Imagine if you will the delicious and absurd fantasy of the Beverly Hillbillies taking over the Vatican and proselytizing worldwide after striking crude oil. Stranger than fiction but closer to truth is the case of the House of Saud. Unlike the nouveaux riches of the television fable, the House of Saud has for many decades used its wealth to spread the most extreme and fundamentalist interpretations of Islam, intolerant toward all those who do not share its narrow sectarian Wahhabi creed.
While the Wahhabi sect has been the state-supported religion in Saudi Arabia since the kingdom was established a century ago, its influence and reach have been invidious, gradual and largely unnoticed by the West. Wahhabism had even slipped under the radar screens of America's scholarly apparatus. One example is Princeton's eminent Middle East scholar Bernard Lewis, who admitted to Charlie Rose in a January television interview on PBS that he vastly underestimated the dangers of Wahhabism: "I hadn't realized its importance until these last months ... this particular strain of Islam, which is very far from mainstream ... which suddenly becomes, if not dominant, at least extremely important."

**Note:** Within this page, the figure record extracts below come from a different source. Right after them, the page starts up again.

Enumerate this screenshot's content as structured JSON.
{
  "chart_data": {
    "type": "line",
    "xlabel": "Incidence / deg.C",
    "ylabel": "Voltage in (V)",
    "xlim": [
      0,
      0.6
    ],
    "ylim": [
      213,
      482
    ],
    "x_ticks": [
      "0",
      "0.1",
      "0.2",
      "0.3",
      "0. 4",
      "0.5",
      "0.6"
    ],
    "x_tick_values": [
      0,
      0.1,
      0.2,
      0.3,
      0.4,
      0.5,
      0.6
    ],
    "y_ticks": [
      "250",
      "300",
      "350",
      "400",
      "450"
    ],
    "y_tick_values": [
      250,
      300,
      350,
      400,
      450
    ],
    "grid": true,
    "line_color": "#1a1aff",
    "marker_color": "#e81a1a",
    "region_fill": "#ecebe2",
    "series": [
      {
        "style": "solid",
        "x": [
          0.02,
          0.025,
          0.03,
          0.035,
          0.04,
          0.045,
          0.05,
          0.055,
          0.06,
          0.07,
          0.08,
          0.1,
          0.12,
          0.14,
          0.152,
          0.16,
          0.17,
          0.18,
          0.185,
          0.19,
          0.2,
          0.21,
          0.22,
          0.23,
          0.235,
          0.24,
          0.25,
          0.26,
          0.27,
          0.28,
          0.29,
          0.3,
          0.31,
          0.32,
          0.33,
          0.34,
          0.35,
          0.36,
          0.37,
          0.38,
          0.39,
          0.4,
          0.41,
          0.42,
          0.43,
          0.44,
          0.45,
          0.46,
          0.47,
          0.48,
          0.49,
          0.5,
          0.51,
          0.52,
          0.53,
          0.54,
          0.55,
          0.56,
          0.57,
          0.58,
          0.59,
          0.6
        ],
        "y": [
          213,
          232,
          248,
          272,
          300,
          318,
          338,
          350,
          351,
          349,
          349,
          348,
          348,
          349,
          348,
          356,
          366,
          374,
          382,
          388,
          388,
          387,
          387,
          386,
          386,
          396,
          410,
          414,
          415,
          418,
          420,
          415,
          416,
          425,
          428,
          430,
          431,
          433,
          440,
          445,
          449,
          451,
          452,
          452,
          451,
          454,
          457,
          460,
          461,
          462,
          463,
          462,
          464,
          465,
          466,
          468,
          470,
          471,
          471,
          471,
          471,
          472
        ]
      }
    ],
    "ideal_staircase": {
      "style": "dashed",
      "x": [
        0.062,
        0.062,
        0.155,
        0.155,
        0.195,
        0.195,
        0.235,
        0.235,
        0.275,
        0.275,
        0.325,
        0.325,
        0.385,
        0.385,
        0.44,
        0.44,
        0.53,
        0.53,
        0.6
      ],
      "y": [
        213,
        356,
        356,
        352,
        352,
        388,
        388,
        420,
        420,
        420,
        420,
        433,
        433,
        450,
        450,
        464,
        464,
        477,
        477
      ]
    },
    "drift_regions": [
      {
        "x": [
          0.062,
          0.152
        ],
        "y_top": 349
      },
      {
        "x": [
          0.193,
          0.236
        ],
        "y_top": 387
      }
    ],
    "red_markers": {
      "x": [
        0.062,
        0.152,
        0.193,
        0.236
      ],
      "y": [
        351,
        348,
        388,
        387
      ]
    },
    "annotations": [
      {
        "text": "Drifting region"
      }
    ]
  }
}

Muhammad ibn 'Abd al-Wahhab, the sect's founder, was a puritanical 18th century "reformer" who militantly repudiated 1,400 years of Islamic tradition and culture while seeking to impose a version of Islam "cleansed" of what he deemed idolatrous and un-Islamic practices. (Incidentally, Wahhabis do not call themselves Wahhabis but salafis, or simply faithful Muslims, and accuse anyone using the term "Wahhabi" of smearing good Muslims with an epithet.) Wahhab also thought that all Shiites, Sufis and followers of sects of Islam other than his own were not Muslim. Further, he forbade the celebrations of the Prophet Muhammad's birthday, the veneration of saints and the visiting of tombs. But above all, Wahhab and his followers loathed vocal or instrumental music in all its forms, a point that Stephen Schwartz, in his book "The Two Faces of Islam: The House of Sa'ud From Tradition to Terror," finds to be "extremist to the point of derangement."
Schwartz recounts a recent instance of Wahhabi fanaticism, the story of 15 Saudi girls who perished this year in a schoolhouse fire. Religious police prevented the girls from leaving the burning school because they were not shrouded in abayas (black robes) and thus lacked "Islamic modesty." The girls were beaten back into the school while anguished parents looked on.